Pasco district, union officials seek to clarify furlough repayment concerns
The Pasco school district and the United School Employees of Pasco have been inundated with calls and questions since Tuesday's announcement that employees would be reimbursed for one unpaid furlough day, but only if they ratify their pending 2011-12 contract.
A top query: If the contract isn't ratified, wouldn't everyone get repaid for the two furlough days rather than one? After all, the unpaid days were part of the tentative agreement as much as the Memorandum of Understanding to repay everyone if more money was found.
District and USEP officials are trying to explain that it's not that simple.

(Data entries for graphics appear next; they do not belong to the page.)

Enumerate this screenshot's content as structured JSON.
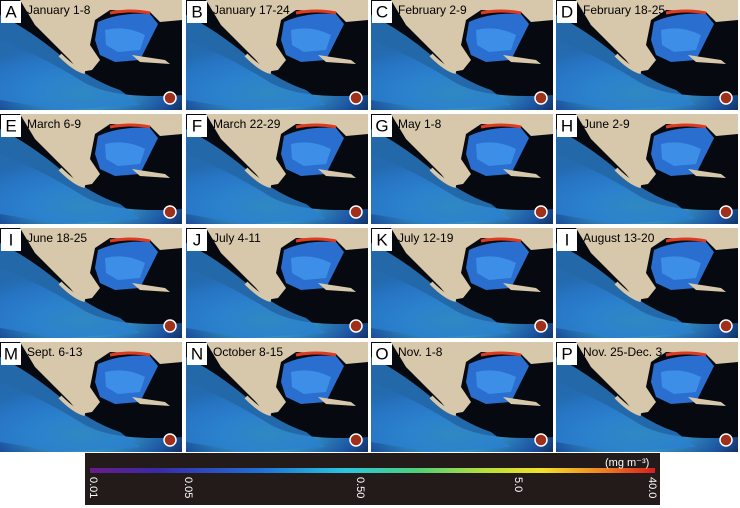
{
  "panels": [
    {
      "letter": "A",
      "date": "January 1-8"
    },
    {
      "letter": "B",
      "date": "January 17-24"
    },
    {
      "letter": "C",
      "date": "February 2-9"
    },
    {
      "letter": "D",
      "date": "February 18-25"
    },
    {
      "letter": "E",
      "date": "March 6-9"
    },
    {
      "letter": "F",
      "date": "March 22-29"
    },
    {
      "letter": "G",
      "date": "May 1-8"
    },
    {
      "letter": "H",
      "date": "June 2-9"
    },
    {
      "letter": "I",
      "date": "June 18-25"
    },
    {
      "letter": "J",
      "date": "July  4-11"
    },
    {
      "letter": "K",
      "date": "July 12-19"
    },
    {
      "letter": "I",
      "date": "August 13-20"
    },
    {
      "letter": "M",
      "date": "Sept. 6-13"
    },
    {
      "letter": "N",
      "date": "October 8-15"
    },
    {
      "letter": "O",
      "date": "Nov. 1-8"
    },
    {
      "letter": "P",
      "date": "Nov. 25-Dec. 3"
    }
  ],
  "colorbar": {
    "unit": "(mg m⁻³)",
    "ticks": [
      "0.01",
      "0.05",
      "0.50",
      "5.0",
      "40.0"
    ]
  }
}
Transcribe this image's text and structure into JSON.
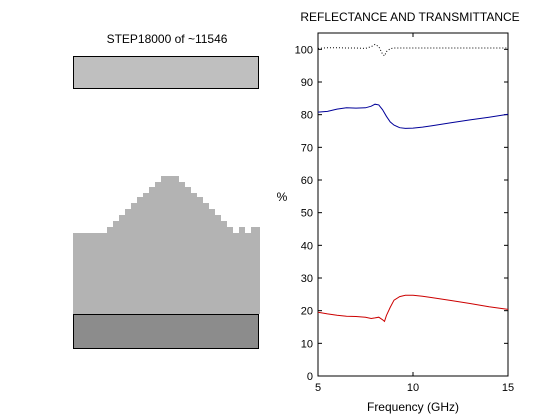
{
  "simulation": {
    "title": "STEP18000 of ~11546"
  },
  "colors": {
    "reflectance": "#cc0000",
    "transmittance": "#000099",
    "sum": "#000000",
    "top_slab": "#bfbfbf",
    "bottom_slab": "#8c8c8c",
    "field": "#b3b3b3"
  },
  "chart_data": {
    "type": "line",
    "title": "REFLECTANCE AND TRANSMITTANCE",
    "xlabel": "Frequency (GHz)",
    "ylabel": "%",
    "xlim": [
      5,
      15
    ],
    "ylim": [
      0,
      105
    ],
    "xticks": [
      5,
      10,
      15
    ],
    "yticks": [
      0,
      10,
      20,
      30,
      40,
      50,
      60,
      70,
      80,
      90,
      100
    ],
    "grid": false,
    "series": [
      {
        "style": "dotted",
        "color": "#000000",
        "x": [
          5,
          5.5,
          6,
          6.5,
          7,
          7.5,
          7.8,
          8.0,
          8.2,
          8.4,
          8.5,
          8.6,
          8.8,
          9.0,
          9.5,
          10,
          11,
          12,
          13,
          14,
          15
        ],
        "y": [
          100.3,
          100.5,
          100.5,
          100.4,
          100.4,
          100.3,
          100.8,
          101.5,
          100.8,
          98.5,
          98.0,
          99.3,
          100.2,
          100.4,
          100.4,
          100.4,
          100.4,
          100.4,
          100.4,
          100.4,
          100.4
        ]
      },
      {
        "style": "solid",
        "color": "#000099",
        "x": [
          5,
          5.5,
          6,
          6.5,
          7,
          7.5,
          7.8,
          8.0,
          8.2,
          8.4,
          8.6,
          8.8,
          9.0,
          9.3,
          9.6,
          10,
          10.5,
          11,
          12,
          13,
          14,
          15
        ],
        "y": [
          80.8,
          81.0,
          81.7,
          82.1,
          82.0,
          82.1,
          82.6,
          83.2,
          83.0,
          81.5,
          79.5,
          77.8,
          76.8,
          76.0,
          75.8,
          75.9,
          76.2,
          76.6,
          77.5,
          78.4,
          79.2,
          80.1
        ]
      },
      {
        "style": "solid",
        "color": "#cc0000",
        "x": [
          5,
          5.5,
          6,
          6.5,
          7,
          7.5,
          7.8,
          8.0,
          8.2,
          8.4,
          8.5,
          8.6,
          8.8,
          9.0,
          9.3,
          9.6,
          10,
          10.5,
          11,
          12,
          13,
          14,
          15
        ],
        "y": [
          19.5,
          19.0,
          18.6,
          18.3,
          18.2,
          18.0,
          17.6,
          17.8,
          18.0,
          17.2,
          16.7,
          18.5,
          21.0,
          23.2,
          24.3,
          24.7,
          24.7,
          24.4,
          24.0,
          23.1,
          22.2,
          21.2,
          20.4
        ]
      }
    ]
  }
}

If the contract fails, the entire package -- furlough days, health insurance benefits, evaluation terms included -- would go back to the bargaining table. The furlough days might not get renegotiated, but in order to keep spending cuts intact, other items such as lower insurance premiums also might not come back. Things like pay cuts, currently under consideration in other districts such as Monroe, might arise in the conversations to keep the budget balanced, too.
The district also could argue that because the employees did not work the two furlough days, they are not entitled to repayment regardless. But if the contract is approved and more money found, if the district did not make repayment, teachers could file a grievance under terms of the contract that wouldn't exist if ratification fails.
The USEP sent out the following memo to try to clarify the situation, as talk mounts against contract ratification. We'll keep following this situation as it unfolds.
Memo from the USEP, sent 5/9/2012
Why does the Contract Need to Be Ratified to Repay the Furlough Day?
The basic answer is that right now it’s a tentative agreement that cannot be enforced or made part of the contract until it is ratified.
The tentative agreement reached back in August included language to deduct two furlough days with the possibility of repayment if additional savings were realized. It also included having the School Board pick up the additional health insurance costs, refingerprinting fees, and maintain dependent insurance premiums at last year’s rates. Here’s the kicker: it’s a tentative agreement until it is ratified and incorporated into the master contract.
Once the tentative agreement is part of the contract, the provisions such as reimbursing employees for the furlough day can be pursued and enforced through the grievance procedure, which includes binding arbitration. As it happens, the District, in a show of good faith, agreed with USEP’s assertion that there was enough insurance savings to reimburse one furlough day. If they hadn’t, and the contract was ratified, USEP still could have pursued the reimbursement through the grievance process. Without ratification; there is no access to an objective arbitrator.
What happens if it’s not ratified? The entire contract would go back to the table and the District would “technically” maintain the conditions from last year until a new tentative agreement is reached or the parties go through impasse. It does not mean that the District would automatically refund the two furlough days; after all, teachers and SRP did not work on those days. This would be one of the first issues the negotiation teams would face, and it is unchartered grounds. Another key issue would be whether the Board should try to recoup the extra $174 it already paid toward increased health insurance costs. The new agreement might or might not include furlough days, but the District would still need to address the furlough costs that helped offset the $50+ million shortfall for the 2011-12 year. That could mean making changes in other areas of the agreement like passing on insurance costs, cutting salaries, reducing work calendars, etc.
Because the District is still facing a shortfall for the 2012-2013 year, the sides would probably go to impasse. At impasse, a Special Magistrate is called in to hear both sides and makes a recommendation to the School Board. The School Board then can accept or reject the recommendation. In the vast majority of impasse hearings, school boards have rejected recommendations that favor unions.
The USEP bargaining teams made a strategic decision to agree to furlough days while maintaining the ability to pursue reimbursement through binding arbitration. The alternative would have been going to impasse and most likely losing any possibility of reimbursement. As it stands, the employees are being reimbursed without having to make up the time. That is why the USEP Executive Board and Representative Council are recommending ratification.